Hijrahku hijrah cinta.
Hijrah? Sekedar berubah dari yang buruk menuju yang lebih baik kah? Sekedar sebuah
perjalanan kah? Tidak!. Disini Ana menganalogikan hijrah itu bagaikan kita ingin
menyebrangi lautan untuk menuju ke suatu pulau yang indah. Deburan ombak akan
menyambut kita, badai laut yang bisa saja terjadi, belum lagi masalah yang ada pada perahu
kita, jangan-jangan nanti perahunya kehilangan kendali lalu tenggelam, wallahualam. Itulah
hijrah bagi saya. Tidak cukup dikatakan hanya perjalanan tetapi juga perjuangan. Perjuangan
untuk selalu berkeyakinan teguh, perjuangan untuk berani memilih jalan lain yang lebih
benar, perjuangan untuk menerima semua tanggapan orang, perjuangan untuk tetap kuat dan
tak akan goyah dengan godaan apapun, dan yang terpenting adalah perjuangan dalam upaya
menyampaikan sebuah kebenaran. Dan semua ini berawal dari cinta. Iya, salah satu alasan
Ana untuk berhijrah adalah karena saat itu Ana sedang jatuh cinta. Setelah sekian lama hati
Ana kosong karena pengalaman yang sangat menyakitkan, akhirnya Allah menumuhkan rasa
cinta itu kembali pada hati Ana. Mungkin sebagian akan beranggapan negatif mengenai
hijrah karena jatuh cinta, tetapi bagi Ana semua tergantung dengan bagaimana menyikapi rasa
itu.
Semua berawal dari suatu pertemuan tak sengaja, tak tahu, tak kenal, hanya sekedar
melihatnya dari kejauhan. Ana merasa dia begitu bersinar dari yang lainnya (saat itu Ana
masih dalam keadaan belum berhijrah ukhti...hehe,masih jahiliyah dan belum bisa menjaga
pandangan). Ana menyimpan perasaan ini dalam-dalam, sendiri, penuh dengan berjuta rasa
ingin tahu semua tentangnya. Namun Ana tak berharap besar, sebab setelah itu Ana tidak
pernah berjumpa dengan dia lagi. Hingga suatu ketika Allah mempertemukan kita kembali
dalam suatu lingkup yang bisa Ana bilang sangat dekat. Iya,dialah pembimbing kelompok
ospek Ana.

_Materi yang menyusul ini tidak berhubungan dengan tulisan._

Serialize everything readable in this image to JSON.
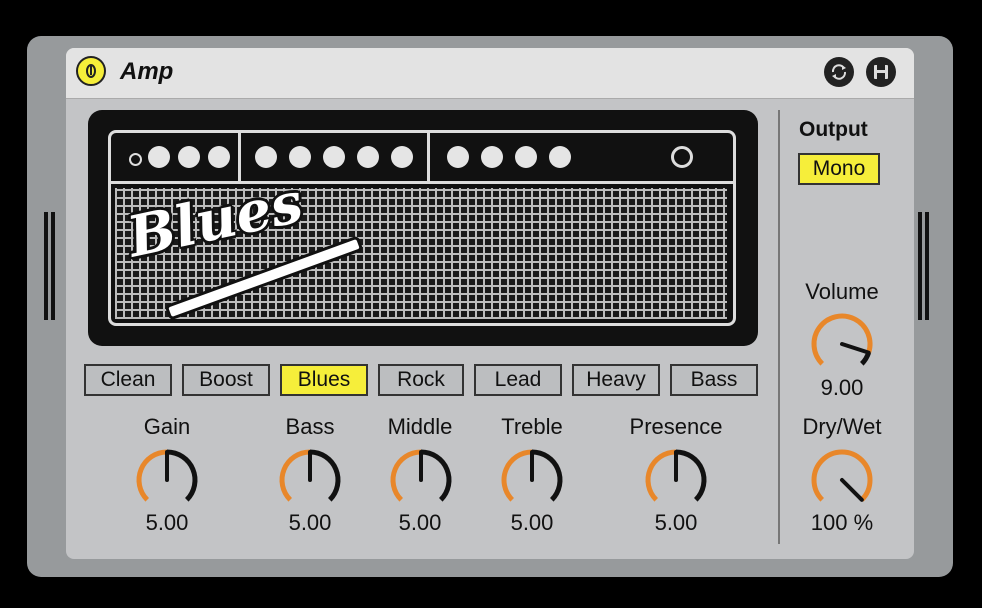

Sontak saat mengetahui dialah orangnya hati ini merasa sangat sakit dan bingung
harus melakukan apa, jujur selama Ana jatuh cinta sebelumnya Ana belum pernah merasa
aneh seperti ini. Dalam situasi ini Ana terus termotivasi untuk mencari segala sesuatu tentang

dia, dan akhirnya Ana menemukannya. Dia seorang muslim yang taat, pandai, dan bisa
dikategorikan alim . Lalu terbesitlah dalam diri Ana untuk berfikir, pantaskah diri ini jika
bersanding dengannya?, maukah dia nantinya menerima wanita yang tidak alim seperti
Ana?. Berbagai pertanyaan rasa ragu-ragu terus muncul di benak Ana. Sampai akhirnya
tiba-tiba suatu hari Ana merasa ingin memperbaiki diri, entah mengapa niat itu datang dengan
sendirinya. Tanpa mentoring, tanpa Ana membaca buku-buku apapun, niat itu datang dengan
sendirinya. Namun pada saat itu Ana salah dan belum meluruskan niat karenaNya tetapi
masih karena mas itu (hehe). Seiring berjalannya waktu Ana mulai belajar berhijab yang baik
dan benar, Ana mulai mendekati teman-teman Ana yang alim, dan akhirnya Ana berhasil
mencapai itu semua hingga saat ini. Dan sejak saat itu Ana juga mulai belajar untuk
meluruskan niat, berhijrah karenaNya. Memang perasaan itu tak hilang hingga saat ini, sebab
bayangan dia selalu menari-nari diatas lantunan ayat suci Al-Quran tiap Ana mengaji. Sejak
saat itu pula Ana tidak pernah lagi berani untuk menatapnya secara langsung, hanya bisa
melihatnya dari kejauhan. Hijrah Ana ini disebut Hijrahku hijrah cinta. Karena cintalah
yang membawa Ana untuk menjadi muslimah yang lebih baik, bukan hanya karena jatuh
cinta kepadanya namun juga cinta kepada diri ini yang membawa Ana untuk berniat
memperbaiki diri. Rasa cinta itu memang hingga saat ini tidak kunjung hilang, namun Ana
bersyukur sebab seiring dengan hal itu niat Ana untuk menjadi lebih baik semakin besar. Dan
layaknya wanita yang sedang jatuh cinta pada umumnya Ana juga berfikir bahwa
mungkinkah dia jodoh Ana? Mungkinkah perbaikan diri ini belum cukup sehingga Allah
belum mendekatkan kami? Mungkinkah ini petunjuk bagi Ana untuk terus memperbaiki diri?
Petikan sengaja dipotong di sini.